Analisis Karakteristik Tegangan dan Arus Operasional Magnesium Air Fuel Cell Sel Tunggal
CHAMDANI A, Ir. Haryono Budi Santosa, M.Sc. ; Dr. Rachmawan Budiarto, S.T., M.T
2018 | Skripsi | S1 TEKNIK FISIKAProyeksi kebutuhan energi di Indonesia mengalami rerata peningkatan sebesar 4,9% setiap tahunnya hingga 2050. Indonesia memenuhi kebutuhan energinya saat ini dengan bauran energi konvensional (89,6%) dan energi terbarukan (10,4%). Teknologi yang dapat memenuhi kebutuhan energi Indonesia dan bersifat terbarukan adalah Magnesium Air Fuel Cell (MAFC). Teknologi ini memanfaatkan magnesium sebagai sumber energinya. Pemanfaatan MAFC sebagai pembangkit energi di Indonesia didukung dengan cadangan magnesium Indonesia yang mencapai 1,85 miliar ton. Potensi energi yang mampu dibangkitkan melalui cadangan tersebut adalah sebesar 11951 TWh. Tantangan yang dihadapi untuk menjadikan MAFC sebagai pembangkit energi di Indonesia adalah kurangnya data waktu layanan. Metode yang dilakukan untuk memperoleh data tersebut adalah dengan memberikan arus listrik pada MAFC. Metode tersebut memberikan hasil berupa fungsi waktu layanan terhadap arus t(I) = 2094,2 I + 324,09 dan fungsi waktu layanan terhadap resistansi t(R) = 2,5441 R - 71,118. Kedua fungsi tersebut dapat digunakan untuk mengetahui berapa lama waktu layanan yang dapat diberikan untuk setiap arus listrik dan resistansi, serta bagaimana hubungan waktu layanan t dengan arus I dan resistansi R saling berkaitan. Fungsi waktu layanan yang telah diperoleh selanjutnya dapat digunakan sebagai tolak ukur pengembangan teknologi MAFC.

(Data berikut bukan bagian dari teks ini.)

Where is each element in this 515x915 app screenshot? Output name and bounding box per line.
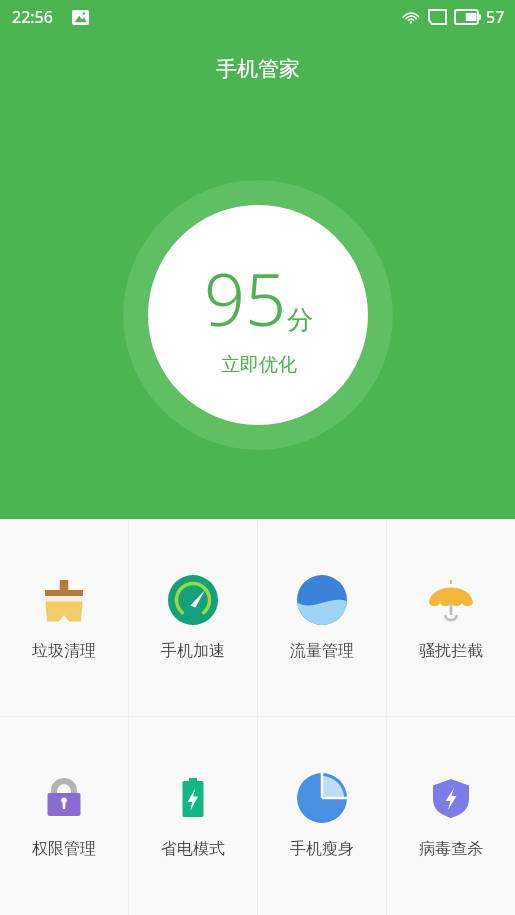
button[interactable]: 垃圾清理	[0, 519, 128, 716]
staticText: 立即优化	[221, 353, 297, 377]
button[interactable]: 手机加速	[129, 519, 257, 716]
staticText: 省电模式	[161, 839, 225, 859]
button[interactable]: 省电模式	[129, 717, 257, 915]
staticText: 57	[486, 6, 505, 28]
other: Signal	[429, 10, 446, 24]
staticText: 权限管理	[32, 839, 96, 859]
staticText: 骚扰拦截	[419, 641, 483, 661]
button[interactable]: 95	[123, 180, 393, 450]
staticText: 95	[204, 249, 287, 347]
staticText: 手机加速	[161, 641, 225, 661]
button[interactable]: 流量管理	[258, 519, 386, 716]
staticText: 垃圾清理	[32, 641, 96, 661]
button[interactable]: 手机瘦身	[258, 717, 386, 915]
staticText: 分	[287, 304, 313, 337]
staticText: 手机管家	[216, 56, 300, 82]
staticText: 22:56	[12, 6, 53, 28]
staticText: 流量管理	[290, 641, 354, 661]
other: Wi-Fi	[402, 8, 420, 26]
button[interactable]: 骚扰拦截	[387, 519, 515, 716]
button[interactable]: 病毒查杀	[387, 717, 515, 915]
other: Screenshot	[72, 9, 89, 26]
other: Battery	[455, 10, 481, 24]
staticText: 手机瘦身	[290, 839, 354, 859]
staticText: 病毒查杀	[419, 839, 483, 859]
button[interactable]: 权限管理	[0, 717, 128, 915]
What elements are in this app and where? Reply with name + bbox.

Projections of energy demand in Indonesia experience an average increase of 4,9% per year until 2050. Indonesia meets the needs of its today energy, with mix conventional energy (89,6%) and renewable energy (10,4%). Technology that can meet the energy demands of Indonesia and are renewable is Magnesium Air Fuel Cell (MAFC). This technology utilize magnesium as a energy source. Magnesium Air Fuel Cell utilization as energy suppliers in Indonesia supported by backup magnesium Indonesia to reach 1.85 billion tons. Potential energy that is able to be generated through those backup is 11951 TWh. Challenge that facing to make MAFC as Indonesia energy supplier is the lack of data on time service. Method that can be done to gain such data is to provide the current in the MAFC. These methods provide the results in the form of a function of time service to current t(I) = 2094,2 I + 324,09, and the function of time service to resistance t(R) = 2,5441 R - 71,118. Both of these functions can be used to find out how long a service can be provided for each current and resistance, also how the correlation time service (t), current (I) and resistance (R) are inter-related. Function of time services have been obtained can then be used as a benchmark MAFC technology development.
Kata Kunci : Kebutuhan energi, Magnesium Air Fuel Cell, Potensi Energi, Waktu Layanan, Fungsi Waktu Layanan.